The 2020 Version.  Our return visit in October of 2020 was during the beginning of the Covid virus lock-down in Amsterdam.  Therefore, it is impossible to understand the consumer response to the offers.  However, it was refreshing to meet some of the same restaurant owners and staff, and the same Bar Staff from my prior visits.  

It was quite odd being in a food hall with only 50 other guests – a hall that is normally teeming with 500+ guests every evening.  It did allow us to gain photos that we would normally not achieve.

Many concepts have lasted the test of time.  I think this is a ‘normal’ evolutionary process in gastro – those concepts that are going to fail, fail within the first two years.  The strong concepts can maintain success over time.  As the food hall has been open for 6 years, it is also understandable that some of the stands that have remained opened from the beginning required a ‘refresher’ investment.  One of our favorite concepts is Viet View.  These folks created a concept with three core menu items:

  1. Goi cuon – rice paper rolls
  2. Cha gio – fried rolls
  3. Banh mi – Vietnamese flavors in a baguette (pretty much created for the French occupiers of Vietnam)

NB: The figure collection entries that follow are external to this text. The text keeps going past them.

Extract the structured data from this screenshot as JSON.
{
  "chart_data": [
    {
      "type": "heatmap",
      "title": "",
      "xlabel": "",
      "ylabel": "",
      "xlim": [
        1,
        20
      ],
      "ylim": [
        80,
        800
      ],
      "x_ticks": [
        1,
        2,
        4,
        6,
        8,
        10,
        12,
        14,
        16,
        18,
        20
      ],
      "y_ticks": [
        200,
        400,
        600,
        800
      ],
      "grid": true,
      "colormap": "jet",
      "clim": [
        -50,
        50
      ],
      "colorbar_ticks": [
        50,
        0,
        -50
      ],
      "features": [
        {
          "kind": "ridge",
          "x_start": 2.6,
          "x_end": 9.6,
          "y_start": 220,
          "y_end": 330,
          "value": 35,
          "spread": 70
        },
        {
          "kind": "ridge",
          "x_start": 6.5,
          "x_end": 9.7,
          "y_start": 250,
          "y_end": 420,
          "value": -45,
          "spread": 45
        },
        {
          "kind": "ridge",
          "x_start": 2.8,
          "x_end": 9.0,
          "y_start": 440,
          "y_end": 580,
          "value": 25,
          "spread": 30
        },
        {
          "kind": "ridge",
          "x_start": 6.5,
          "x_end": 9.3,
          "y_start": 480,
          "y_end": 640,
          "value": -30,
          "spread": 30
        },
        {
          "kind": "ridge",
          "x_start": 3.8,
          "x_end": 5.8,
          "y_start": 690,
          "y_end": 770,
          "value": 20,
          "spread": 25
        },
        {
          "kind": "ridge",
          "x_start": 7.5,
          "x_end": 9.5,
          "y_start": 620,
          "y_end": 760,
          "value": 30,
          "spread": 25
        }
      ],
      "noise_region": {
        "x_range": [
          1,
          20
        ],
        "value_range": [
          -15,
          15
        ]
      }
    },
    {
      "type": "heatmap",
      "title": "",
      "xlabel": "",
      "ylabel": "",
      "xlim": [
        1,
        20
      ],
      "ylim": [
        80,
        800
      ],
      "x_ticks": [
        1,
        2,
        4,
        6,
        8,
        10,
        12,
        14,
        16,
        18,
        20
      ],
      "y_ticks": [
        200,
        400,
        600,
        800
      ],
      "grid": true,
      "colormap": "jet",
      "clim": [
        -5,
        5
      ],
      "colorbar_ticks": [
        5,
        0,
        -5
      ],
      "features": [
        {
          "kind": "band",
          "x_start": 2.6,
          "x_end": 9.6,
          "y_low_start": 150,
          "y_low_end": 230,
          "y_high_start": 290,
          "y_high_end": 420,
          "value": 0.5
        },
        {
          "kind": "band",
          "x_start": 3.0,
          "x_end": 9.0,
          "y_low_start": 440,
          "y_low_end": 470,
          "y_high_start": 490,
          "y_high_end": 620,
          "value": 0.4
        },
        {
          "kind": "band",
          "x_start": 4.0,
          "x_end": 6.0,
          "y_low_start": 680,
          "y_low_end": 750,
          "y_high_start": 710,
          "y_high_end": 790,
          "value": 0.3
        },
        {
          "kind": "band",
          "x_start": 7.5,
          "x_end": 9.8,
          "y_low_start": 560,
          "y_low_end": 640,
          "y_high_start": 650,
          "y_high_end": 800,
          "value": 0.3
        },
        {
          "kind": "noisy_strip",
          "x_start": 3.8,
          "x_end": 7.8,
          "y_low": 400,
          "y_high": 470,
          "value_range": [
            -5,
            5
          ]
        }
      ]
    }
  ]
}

The original Viet View food stand maintained the front kiosk facade like all other kiosks (the wood slats on the lower portion).  They added rough hewn wood at the customer level to create a more rustic/rough concept – the important part of the concept that the consumer touches..  The menu was hand-written on chalk (like most offers at the time). The hand-writing creates a perception of ‘hand-made’ and flexible/changeable (versus fast food back-lit TV screens).  See photo below from our 2018 visit.

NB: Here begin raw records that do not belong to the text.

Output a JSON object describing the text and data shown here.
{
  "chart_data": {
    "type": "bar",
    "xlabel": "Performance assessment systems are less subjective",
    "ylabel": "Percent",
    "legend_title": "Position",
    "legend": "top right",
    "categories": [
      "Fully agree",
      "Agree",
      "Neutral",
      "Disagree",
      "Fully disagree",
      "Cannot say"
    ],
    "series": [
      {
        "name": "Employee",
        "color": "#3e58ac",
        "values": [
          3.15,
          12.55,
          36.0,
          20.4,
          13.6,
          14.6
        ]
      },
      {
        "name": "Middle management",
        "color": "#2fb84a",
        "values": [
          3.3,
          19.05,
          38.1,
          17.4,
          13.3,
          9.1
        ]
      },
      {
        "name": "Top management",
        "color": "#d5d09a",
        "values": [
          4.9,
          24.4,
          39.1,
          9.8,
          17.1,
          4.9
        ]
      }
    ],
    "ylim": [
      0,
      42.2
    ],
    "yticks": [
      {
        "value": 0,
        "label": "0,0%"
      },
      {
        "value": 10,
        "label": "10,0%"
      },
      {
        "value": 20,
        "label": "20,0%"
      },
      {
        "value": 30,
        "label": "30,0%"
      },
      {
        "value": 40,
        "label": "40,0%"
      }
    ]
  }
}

The renovated 2020 version includes a more readable sign, ‘clean’ tiles on the lower level in place of the wood slats.  The menu board is more legible/easy to read.  And, the counter top was replaced with a new hard wood.  While this new look may be in line with a more mature Foodhallen consumer (meaning a consumer looking for more ‘chain-like’ offers), I actually prefer the original design as it is more consistent with the authentic Vietnamese positioning of the offer.  See new version below.

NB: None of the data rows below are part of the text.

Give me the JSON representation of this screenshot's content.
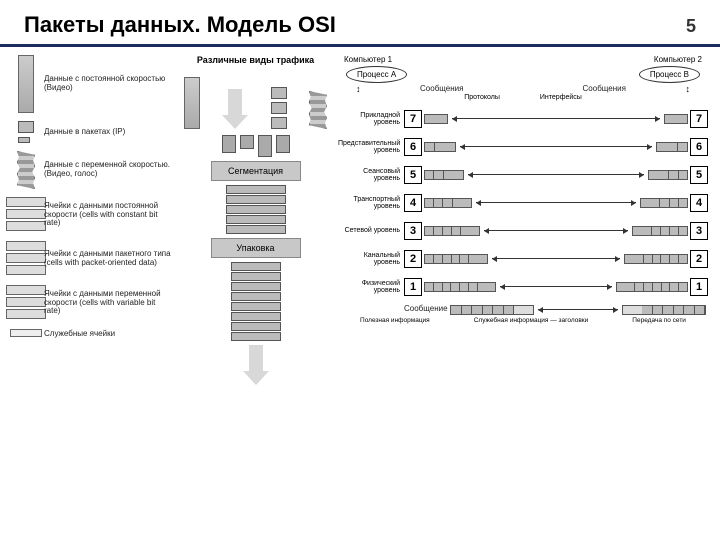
{
  "header": {
    "title": "Пакеты данных. Модель OSI",
    "page": "5"
  },
  "colors": {
    "rule": "#1a2b5c",
    "block": "#bbbbbb",
    "block_border": "#555555",
    "graybox": "#c8c8c8",
    "bg": "#ffffff"
  },
  "legend": {
    "title": "Различные виды трафика",
    "items": [
      {
        "key": "video_const",
        "text": "Данные с постоянной скоростью\n(Видео)"
      },
      {
        "key": "packets_ip",
        "text": "Данные в пакетах\n(IP)"
      },
      {
        "key": "var_rate",
        "text": "Данные с переменной скоростью.\n(Видео, голос)"
      },
      {
        "key": "cells_const",
        "text": "Ячейки с данными постоянной скорости\n(cells with constant bit rate)"
      },
      {
        "key": "cells_pkt",
        "text": "Ячейки с данными пакетного типа\n(cells with packet-oriented data)"
      },
      {
        "key": "cells_var",
        "text": "Ячейки с данными переменной скорости\n(cells with variable bit rate)"
      },
      {
        "key": "cells_svc",
        "text": "Служебные ячейки"
      }
    ]
  },
  "middle": {
    "segmentation": "Сегментация",
    "packing": "Упаковка"
  },
  "osi": {
    "comp1": "Компьютер 1",
    "comp2": "Компьютер 2",
    "procA": "Процесс А",
    "procB": "Процесс В",
    "msg": "Сообщения",
    "msg2": "Сообщения",
    "protocols": "Протоколы",
    "interfaces": "Интерфейсы",
    "msg_label": "Сообщение",
    "useful": "Полезная информация",
    "service": "Служебная информация — заголовки",
    "transfer": "Передача по сети",
    "layers": [
      {
        "n": 7,
        "name": "Прикладной уровень"
      },
      {
        "n": 6,
        "name": "Представительный уровень"
      },
      {
        "n": 5,
        "name": "Сеансовый уровень"
      },
      {
        "n": 4,
        "name": "Транспортный уровень"
      },
      {
        "n": 3,
        "name": "Сетевой уровень"
      },
      {
        "n": 2,
        "name": "Канальный уровень"
      },
      {
        "n": 1,
        "name": "Физический уровень"
      }
    ],
    "pdu_widths": [
      [
        18
      ],
      [
        8,
        18
      ],
      [
        8,
        8,
        18
      ],
      [
        8,
        8,
        8,
        18
      ],
      [
        8,
        8,
        8,
        8,
        18
      ],
      [
        8,
        8,
        8,
        8,
        8,
        18
      ],
      [
        8,
        8,
        8,
        8,
        8,
        8,
        18
      ]
    ]
  }
}
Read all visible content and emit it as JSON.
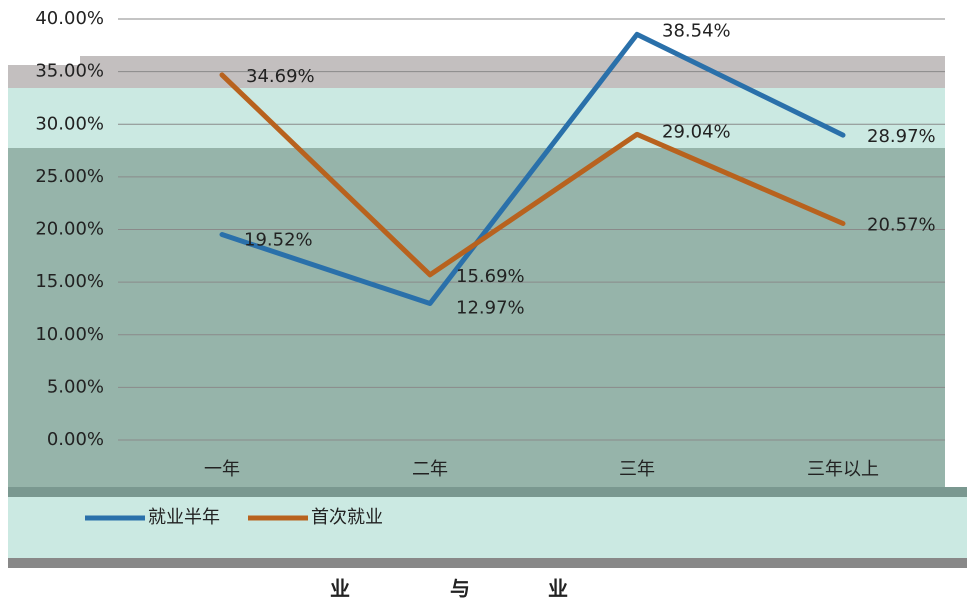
{
  "chart_data": {
    "type": "line",
    "categories": [
      "一年",
      "二年",
      "三年",
      "三年以上"
    ],
    "series": [
      {
        "name": "就业半年",
        "color": "#2a70aa",
        "values": [
          19.52,
          12.97,
          38.54,
          28.97
        ],
        "value_labels": [
          "19.52%",
          "12.97%",
          "38.54%",
          "28.97%"
        ]
      },
      {
        "name": "首次就业",
        "color": "#b8621e",
        "values": [
          34.69,
          15.69,
          29.04,
          20.57
        ],
        "value_labels": [
          "34.69%",
          "15.69%",
          "29.04%",
          "20.57%"
        ]
      }
    ],
    "ylim": [
      0,
      40
    ],
    "yticks": [
      {
        "value": 0,
        "label": "0.00%"
      },
      {
        "value": 5,
        "label": "5.00%"
      },
      {
        "value": 10,
        "label": "10.00%"
      },
      {
        "value": 15,
        "label": "15.00%"
      },
      {
        "value": 20,
        "label": "20.00%"
      },
      {
        "value": 25,
        "label": "25.00%"
      },
      {
        "value": 30,
        "label": "30.00%"
      },
      {
        "value": 35,
        "label": "35.00%"
      },
      {
        "value": 40,
        "label": "40.00%"
      }
    ],
    "grid": true,
    "caption": [
      "业",
      "与",
      "业"
    ]
  }
}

Foodhallen is not cheap.  Even as prices have not increased significantly from our 2018 visits, it is tough to visit and not spend 30 to 40 EUR per person.  Why?  Because if you love to eat and try new foods, it is tough to not visit 2 to 3 restaurants ordering sharable items.  See below photos of food from Bulls & Dogs and Maza as examples.  Bulls & Dogs specializes in gourmet sausage creations with their signature razor-thin onion rings.  Maza is the healthy vegan option featuring colorful and healthy Middle Eastern specialties.  

Bulls & Dogs


Conclusion.  While Food Halls are a relatively new phenomenon, the concept of social dining has not.  Food Courts were designed for quick re-fueling stops to keep shopping center patrons energized to spend more money.  Food Halls were created to encourage its customers to dwell.  Halls like Food Hallen developed a strategy, created a space, assembled the right vendors with the right economic structure to huge success.  We applaud their innovation and recognize that many of their lessons should be understood (and copied / adapted) to other markets in Europe.